I find that by default, Spark seem to write many small parquet files. I think it maybe better if I use partitioning to reduce this?
But how do I choose a partition key? For example, for a users dataset which I frequently query by ID do I partition by id
? But I am thinking, will it create 1 parquet file for 1 user in that case?
What if I frequently query by 2 keys but only 1 or the other not both at the same time, is it useful to partition by both keys? For example, lets say I query usually by id
and country
, do I use partitionBy('id', 'country')
?
If there is no specific pattern in which I query the data but want to limit the number of files, do I use repartition
then?
Partitions create a subdirectory for each value of the partition field, so if you are filtering by that field, instead of reading every file it will read only the files in the appropiate subdirectory.

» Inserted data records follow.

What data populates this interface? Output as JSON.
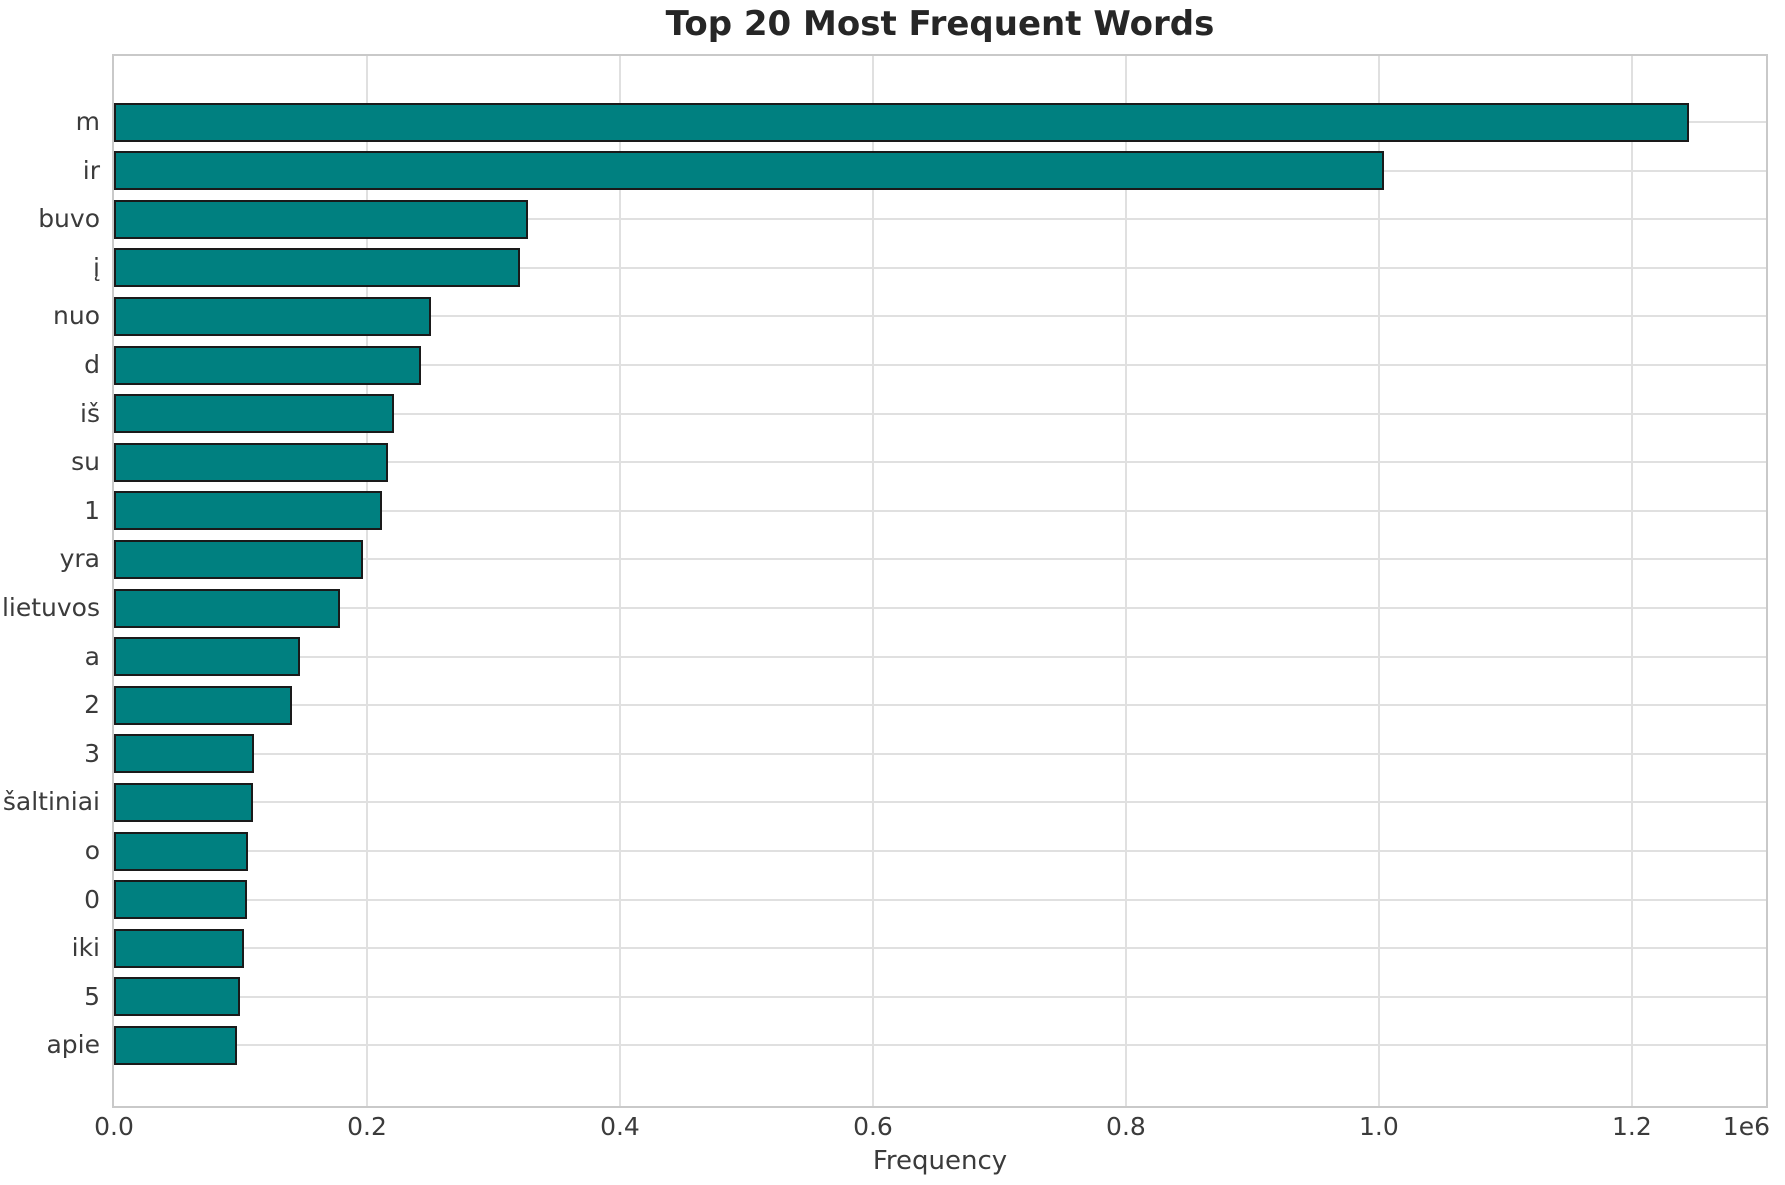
{
  "chart_data": {
    "type": "bar",
    "orientation": "horizontal",
    "title": "Top 20 Most Frequent Words",
    "xlabel": "Frequency",
    "ylabel": "",
    "categories": [
      "m",
      "ir",
      "buvo",
      "į",
      "nuo",
      "d",
      "iš",
      "su",
      "1",
      "yra",
      "lietuvos",
      "a",
      "2",
      "3",
      "šaltiniai",
      "o",
      "0",
      "iki",
      "5",
      "apie"
    ],
    "values": [
      1245000,
      1004000,
      327000,
      321000,
      251000,
      243000,
      221000,
      217000,
      212000,
      197000,
      179000,
      147000,
      141000,
      111000,
      110000,
      106000,
      105000,
      103000,
      100000,
      97000
    ],
    "xlim": [
      0,
      1306000
    ],
    "x_ticks": [
      0,
      200000,
      400000,
      600000,
      800000,
      1000000,
      1200000
    ],
    "x_tick_labels": [
      "0.0",
      "0.2",
      "0.4",
      "0.6",
      "0.8",
      "1.0",
      "1.2"
    ],
    "offset_text": "1e6",
    "grid": true,
    "legend": "none",
    "colors": {
      "bar_fill": "#008080",
      "bar_edge": "#1a1a1a",
      "grid": "#e0e0e0",
      "spine": "#c9c9c9",
      "title_text": "#262626",
      "tick_text": "#3b3b3b"
    }
  }
}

You should partition when your data is too large and you usually work with a subset of the data at a time.
You should partition by a field that you both need to filter by frequently and that has low cardinality, i.e: it will create a relatively small amount of directories with relatively big amount of data on each directory.
You don't want to partition by a unique id, for example. It would create lots of directories with only one row per directory; this is very inefficient the moment you need to select more than one id.
Some typical partition fields could be dates if you are working with time series (daily dumps of data for instance), geographies (country, branches,...) or taxonomies (types of object, manufacturer, etc).